Winter along the Maine coast this year has been miserable and not just for those who loathe the season. Outdoor enthusiasts looking to cross country ski or snowshoe have been frustrated by a repeating weather pattern of snow that changes to rain that, in turn, is followed by a deep freeze. The freeze turns the wet snow on trails to ice or a hard crust that have left trail groomers stymied at times.

Such was the case on a recent weekend when my wife, Jayme, and I headed to Acadia National Park, hoping to cross country ski on the park’s picturesque carriage roads. As we drove north through a heavy rain, we realized that our chance of skiing in Acadia might be slim. Even after we arrived late in the day, it continued to rain through the night. Saturday dawned sunny with temperatures in the mid-30s, and our hopes rose. We headed to the Eagle Lake parking area to check on trail conditions and to see if volunteers with Friends of Acadia had been able to groom the Carriage Road trails. We found what we feared – hard ice that would make skiing miserable, if not downright dangerous.

Jayme Rec hikes down from the fire tower on Beech Mountain. After a day of heavy rain, the above-freezing temperatures made the snow on the trail slushy and slippery on the steeper sections, requiring traction aid devices.

Disappointed but unwilling to waste a weekend in Acadia, we broke out the map and looked for hikes that we had not yet done. We retooled our daypacks, adding microspikes and hiking poles, and headed out to lesser-known destinations. We found solitude that is nearly impossible to find in the park in the summer months, beautiful vistas from smaller peaks and lovely trails along brooks and ponds.

The trails were not without challenges, though. No hikers had been on the trail up to the summit of Flying Mountain and trail blazes on rocks were covered by snow, circumstances that required us to pay close attention to finding the route. On our second hike that day, the trail to the summit of Beech Mountain, the sun had turned snow on the trail to slush, making steeper sections slippery. The views of Somes Sound from Flying Mountain and of the Gulf of Maine from the lookout tower on Beech Mountain were well worth the efforts, though.
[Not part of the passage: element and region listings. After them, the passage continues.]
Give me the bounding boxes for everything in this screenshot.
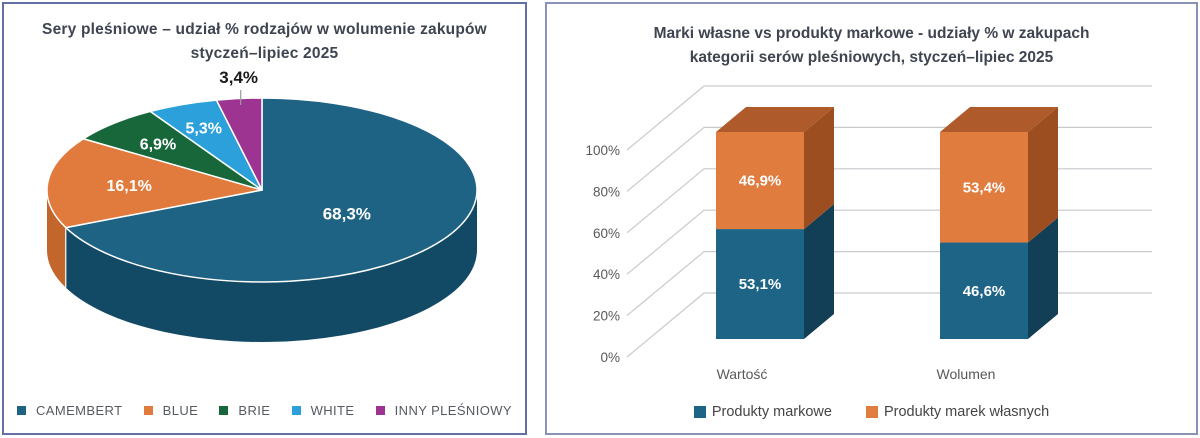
legend-label: Produkty marek własnych [883,404,1050,420]
bar-segment-Wolumen-markowe [940,242,1028,339]
pie-chart-title-line1: Sery pleśniowe – udział % rodzajów w wol… [42,21,487,38]
legend-label: INNY PLEŚNIOWY [394,403,512,418]
legend-item-series-1: Produkty marek własnych [865,404,1050,420]
pie-slice-blue [46,138,263,229]
bar-segment-side [1028,107,1058,243]
gridline-40% [626,209,1152,275]
pie-chart-title: Sery pleśniowe – udział % rodzajów w wol… [4,18,525,66]
pie-chart-legend: CAMEMBERT BLUE BRIE WHITE INNY PLEŚNIOWY [4,403,525,418]
stacked-bar-chart: 0% 20% 40% 60% 80% 100% 53,1% 46,9% Wartość 46,6%… [585,85,1152,382]
gridline-60% [626,168,1152,234]
pie-data-label-white: 5,3% [186,121,222,138]
legend-label: BLUE [162,403,199,418]
x-axis-category-Wolumen: Wolumen [937,366,996,382]
bar-segment-side [1028,217,1058,339]
bar-chart-title: Marki własne vs produkty markowe - udzia… [547,22,1196,70]
legend-item-brie: BRIE [219,403,270,418]
pie-data-label-blue: 16,1% [106,178,151,195]
pie-chart-title-line2: styczeń–lipiec 2025 [190,45,339,63]
bar-value-label: 46,6% [963,283,1006,300]
legend-label: Produkty markowe [711,404,832,420]
y-axis-tick-0%: 0% [600,350,620,365]
legend-swatch [693,406,706,418]
pie-chart: 68,3% 16,1% 6,9% 5,3% 3,4% [46,68,478,342]
y-axis-tick-60%: 60% [593,226,620,241]
y-axis-tick-40%: 40% [593,267,620,282]
pie-side-camembert [65,190,478,342]
pie-side-blue [47,190,66,288]
bar-chart-card: 0% 20% 40% 60% 80% 100% 53,1% 46,9% Wartość 46,6%… [545,2,1198,435]
bar-segment-top [716,107,834,132]
pie-chart-card: 68,3% 16,1% 6,9% 5,3% 3,4% Sery pleśniowe – … [2,2,527,435]
y-axis-tick-100%: 100% [585,143,620,158]
gridline-0% [626,292,1152,358]
bar-segment-side [804,107,834,230]
bar-value-label: 46,9% [739,173,782,190]
pie-slice-camembert [65,97,478,283]
pie-data-label-camembert: 68,3% [323,205,371,224]
bar-value-label: 53,4% [963,179,1006,196]
bar-segment-Wartość-markowe [716,229,804,339]
gridline-20% [626,251,1152,317]
pie-data-label-inny-plesniowy: 3,4% [219,68,258,87]
x-axis-category-Wartość: Wartość [717,366,768,382]
bar-chart-title-line1: Marki własne vs produkty markowe - udzia… [653,25,1090,42]
legend-label: BRIE [238,403,271,418]
legend-label: CAMEMBERT [36,403,123,418]
bar-segment-Wolumen-marki-wlasne [940,132,1028,243]
pie-data-label-brie: 6,9% [140,136,176,153]
legend-label: WHITE [310,403,355,418]
legend-swatch-inny-plesniowy [375,406,385,415]
legend-swatch [865,406,878,418]
pie-slice-inny-plesniowy [215,97,263,191]
bar-chart-title-line2: kategorii serów pleśniowych, styczeń–lip… [689,49,1054,67]
gridline-100% [626,85,1152,151]
bar-segment-top [940,107,1058,132]
legend-swatch-blue [143,406,153,415]
gridline-80% [626,126,1152,192]
legend-item-inny-plesniowy: INNY PLEŚNIOWY [375,403,512,418]
y-axis-tick-80%: 80% [593,184,620,199]
bar-segment-side [804,204,834,339]
y-axis-tick-20%: 20% [593,309,620,324]
legend-swatch-brie [219,406,229,415]
legend-swatch-camembert [17,406,26,415]
legend-item-series-0: Produkty markowe [693,404,832,420]
bar-value-label: 53,1% [739,276,782,293]
legend-item-white: WHITE [291,403,355,418]
legend-item-blue: BLUE [143,403,199,418]
legend-swatch-white [291,406,301,415]
bar-chart-legend: Produkty markowe Produkty marek własnych [547,404,1196,420]
legend-item-camembert: CAMEMBERT [17,403,122,418]
bar-segment-Wartość-marki-wlasne [716,132,804,230]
Jayme Rec hikes along a section of the Hadlock Brook Trail in Acadia National Park on Feb. 17. Parts of the trail were completely covered in ice and required traction aid footwear like the Yaxtrax pictured here. This winter’s pattern of snow, then rain, then freezing temperatures along the coast requires winter outdoor enthusiasts to be prepared for whichever of those conditions they might find and to have the appropriate gear on trips. Staff photo by Gregory Rec

The following day we opted to climb Norumbega Mountain, located on the east side of Somes Sound, via the Goat Trail, which is the steepest ascent up the peak. Temperatures had dropped to well below freezing overnight, turning snow on the trail to a hard crust and leaving some sections covered in sheer ice. We started the hike wearing our traction-aid devices, but quickly switched over to microspikes, which have pointed teeth similar to crampons. The trail would have been treacherous if not for the microspikes, which made us sure-footed even over the icy sections. To return to our car, we descended to Lower Hadlock Pond, and looped back on trails along Hadlock Pond and Hadlock Brook. We discovered the sublime beauty of a cascading waterfall and quietude on the Hadlock Brook trail, which follows the slow-moving brook as it flows between Upper and Lower Hadlock ponds.

Thinking back on our weekend as we approached the car, we realized that despite the curveball the weather threw, appropriate gear plus the willingness to change plans brought us to new wonders in one of Maine’s most wondrous places.